PURPOSE: To introduce, develop, and evaluate a novel denoising technique for diffusion MRI that leverages nonlinear redundancy in the data to boost the SNR while preserving signal information. METHODS: We exploit nonlinear redundancy of the dMRI data by means of kernel principal component analysis (KPCA), a nonlinear generalization of PCA to reproducing kernel Hilbert spaces.
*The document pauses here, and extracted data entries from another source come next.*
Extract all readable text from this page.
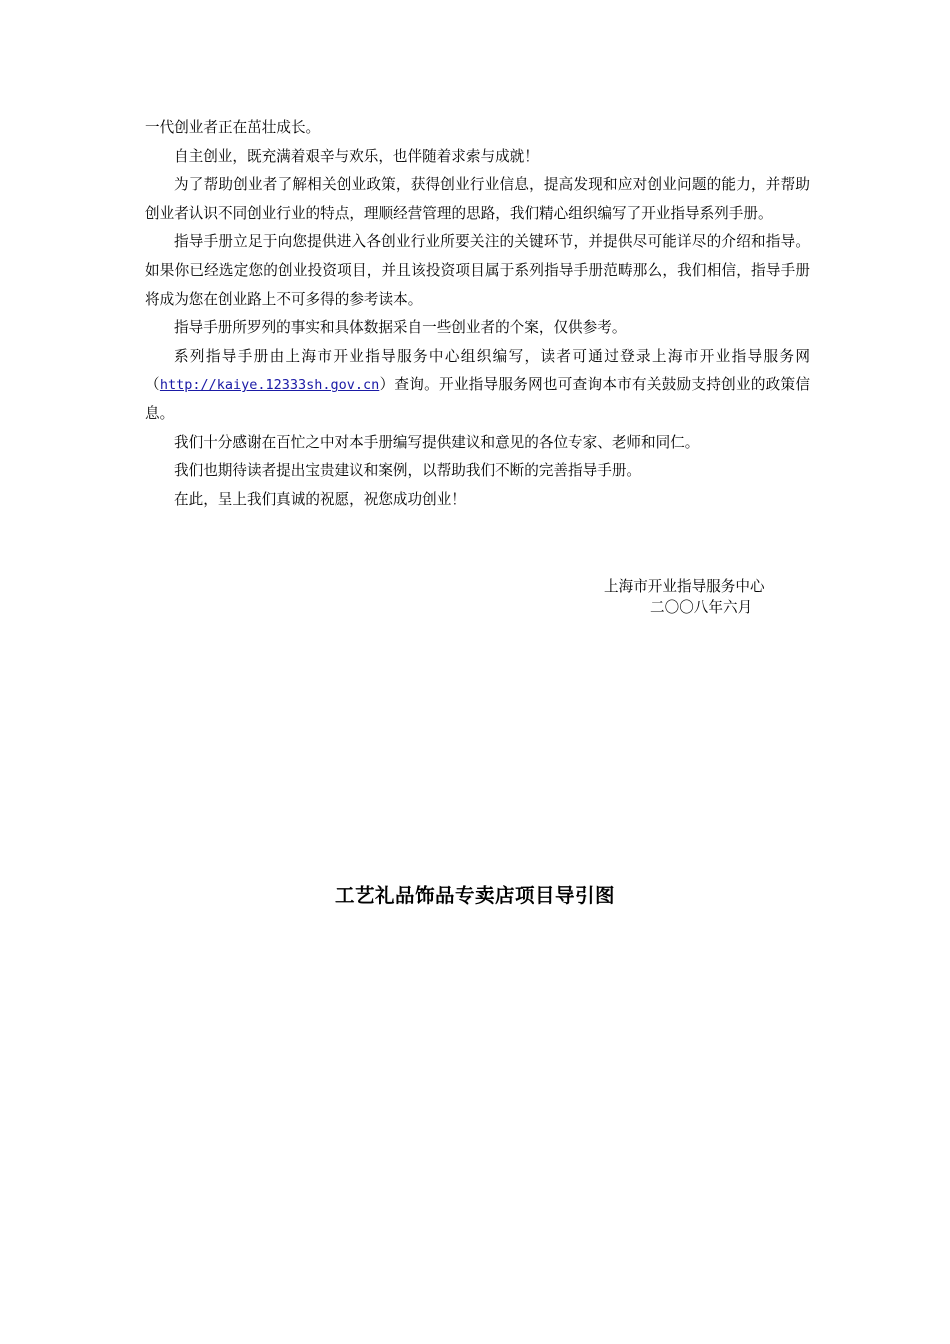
一代创业者正在茁壮成长。

自主创业，既充满着艰辛与欢乐，也伴随着求索与成就！

为了帮助创业者了解相关创业政策，获得创业行业信息，提高发现和应对创业问题的能力，并帮助创业者认识不同创业行业的特点，理顺经营管理的思路，我们精心组织编写了开业指导系列手册。

指导手册立足于向您提供进入各创业行业所要关注的关键环节，并提供尽可能详尽的介绍和指导。如果你已经选定您的创业投资项目，并且该投资项目属于系列指导手册范畴那么，我们相信，指导手册将成为您在创业路上不可多得的参考读本。

指导手册所罗列的事实和具体数据采自一些创业者的个案，仅供参考。

系列指导手册由上海市开业指导服务中心组织编写，读者可通过登录上海市开业指导服务网（http://kaiye.12333sh.gov.cn）查询。开业指导服务网也可查询本市有关鼓励支持创业的政策信息。

我们十分感谢在百忙之中对本手册编写提供建议和意见的各位专家、老师和同仁。

我们也期待读者提出宝贵建议和案例，以帮助我们不断的完善指导手册。

在此，呈上我们真诚的祝愿，祝您成功创业！

上海市开业指导服务中心
二〇〇八年六月
工艺礼品饰品专卖店项目导引图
By mapping the signal to a high-dimensional space, a higher level of redundant information is exploited, thereby enabling better denoising than linear PCA. We implement KPCA with a Gaussian kernel, with parameters automatically selected from knowledge of the noise statistics, and validate it on realistic Monte Carlo simulations as well as with in vivo human brain submillimeter and low-resolution dMRI data. We also demonstrate KPCA denoising on multi-coil dMRI data. RESULTS: SNR improvements up to 2.7 were obtained in real in vivo datasets denoised with KPCA, in comparison to SNR gains of up to 1.8 using a linear PCA denoising technique called Marchenko-Pastur PCA (MPPCA). Compared to gold-standard dataset references created from averaged data, we showed that lower normalized root mean squared error was achieved with KPCA compared to MPPCA. Statistical analysis of residuals shows that anatomical information is preserved and only noise is removed. Improvements in the estimation of diffusion model parameters such as fractional anisotropy, mean diffusivity, and fiber orientation distribution functions were also demonstrated. CONCLUSION: Nonlinear redundancy of the dMRI signal can be exploited with KPCA, which allows superior noise reduction/SNR improvements than the MPPCA method, without loss of signal information.